One security that was traded through Knox’s Silverton firm was a stock called Environmental Packaging Technologies, Inc. (“EPTI”). In June 2017, EPTI was subject to a pump-and-dump scheme using Knox’s Silverton platform. Co-defendants Matthew Ledvina and Milan Patel, knowing that EPTI stock was controlled by another co-defendant, Morrie Tobin, helped create nominee entities to hold Tobin’s stock so that it could be sold in a pump-and-dump in violation of United States securities laws. During the pump-and-dump, Knox’s Silverton platform managed to sell approximately $1.5 million worth of EPTI stock before trading was halted by the Securities and Exchange Commission (SEC).
Ledvina, Patel and Tobin have all pleaded guilty and await sentencing.
The charge of securities fraud provides for a sentence of up to 20 years in prison, three years of supervised release and a fine of $5 million. The charge of conspiracy to commit securities fraud provides for a sentence of up to five years in prison, three years of supervised release and a fine of $250,000, or twice the gross gain or gross loss. Sentences are imposed by a federal district court judge based on the U.S. Sentencing Guidelines and other statutory factors.
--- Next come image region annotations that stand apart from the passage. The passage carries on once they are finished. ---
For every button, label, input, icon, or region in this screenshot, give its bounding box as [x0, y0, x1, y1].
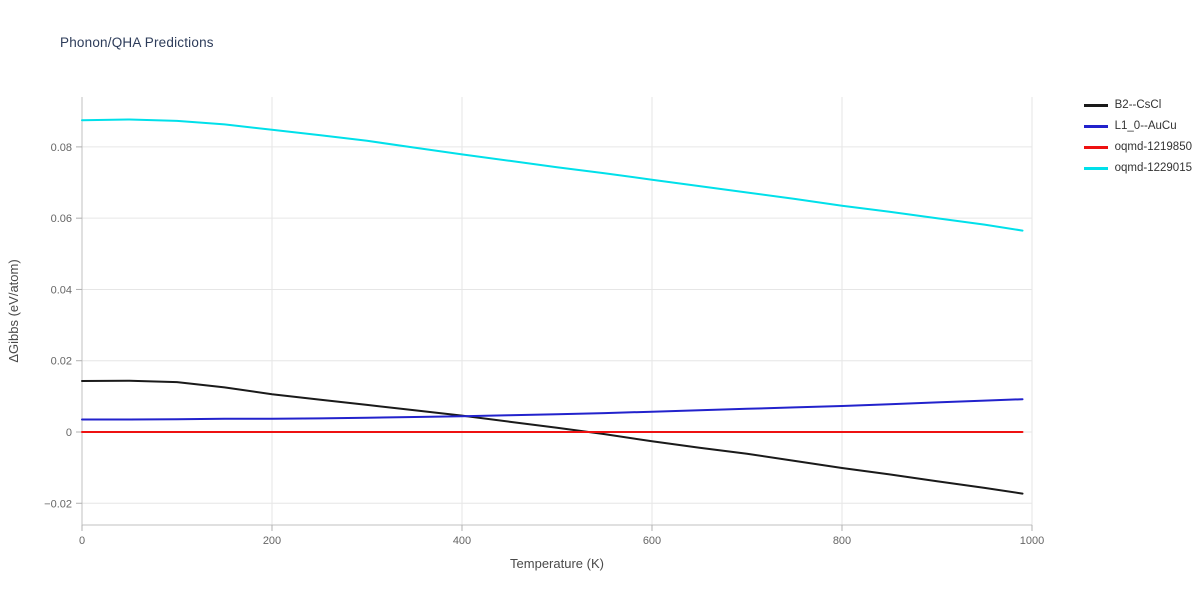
legend-label: B2--CsCl	[1114, 99, 1162, 111]
y-tick-label: 0	[66, 427, 72, 439]
legend-item-oqmd-1229015: oqmd-1229015	[1083, 161, 1192, 175]
x-tick-label: 400	[453, 535, 471, 547]
legend-line-swatch	[1083, 103, 1108, 107]
legend-label: oqmd-1219850	[1114, 141, 1192, 153]
legend-item-B2--CsCl: B2--CsCl	[1083, 98, 1192, 112]
legend: B2--CsCl L1_0--AuCu oqmd-1219850 oqmd-12290…	[1083, 98, 1192, 175]
legend-item-oqmd-1219850: oqmd-1219850	[1083, 140, 1192, 154]
series-line-B2--CsCl	[81, 379, 1024, 495]
series-line-oqmd-1229015	[81, 118, 1024, 232]
legend-label: L1_0--AuCu	[1114, 120, 1177, 132]
tick-labels: 0 200 400 600 800 1000 −0.02 0 0.02 0.04 0.06 0.08	[44, 142, 1044, 547]
series-line-L1_0--AuCu	[81, 398, 1024, 421]
x-tick-label: 1000	[1020, 535, 1044, 547]
gridlines	[81, 97, 1033, 525]
x-tick-label: 200	[263, 535, 281, 547]
y-tick-label: 0.06	[51, 213, 72, 225]
legend-label: oqmd-1229015	[1114, 162, 1192, 174]
legend-item-L1_0--AuCu: L1_0--AuCu	[1083, 119, 1192, 133]
x-tick-label: 600	[643, 535, 661, 547]
x-tick-label: 800	[833, 535, 851, 547]
legend-line-swatch	[1083, 124, 1108, 128]
legend-line-swatch	[1083, 166, 1108, 170]
legend-line-swatch	[1083, 145, 1108, 149]
y-tick-label: 0.02	[51, 356, 72, 368]
y-axis-label: ΔGibbs (eV/atom)	[6, 259, 21, 362]
chart-title: Phonon/QHA Predictions	[60, 35, 214, 50]
y-tick-label: 0.08	[51, 142, 72, 154]
axes	[76, 97, 1033, 531]
x-axis-label: Temperature (K)	[510, 556, 604, 571]
y-tick-label: −0.02	[44, 498, 72, 510]
x-tick-label: 0	[79, 535, 85, 547]
y-tick-label: 0.04	[51, 284, 72, 296]
data-series	[81, 118, 1024, 495]
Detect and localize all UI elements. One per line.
United States Attorney Andrew E. Lelling and Joseph R. Bonavolonta, Special Agent in Charge of the Federal Bureau of Investigation, Boston Field Division made the announcement today. The Boston regional office of the SEC provided assistance with the investigation. Assistant U.S. Attorneys Eric S. Rosen and James Drabick of Lelling’s Securities and Financial Fraud Unit are prosecuting the case.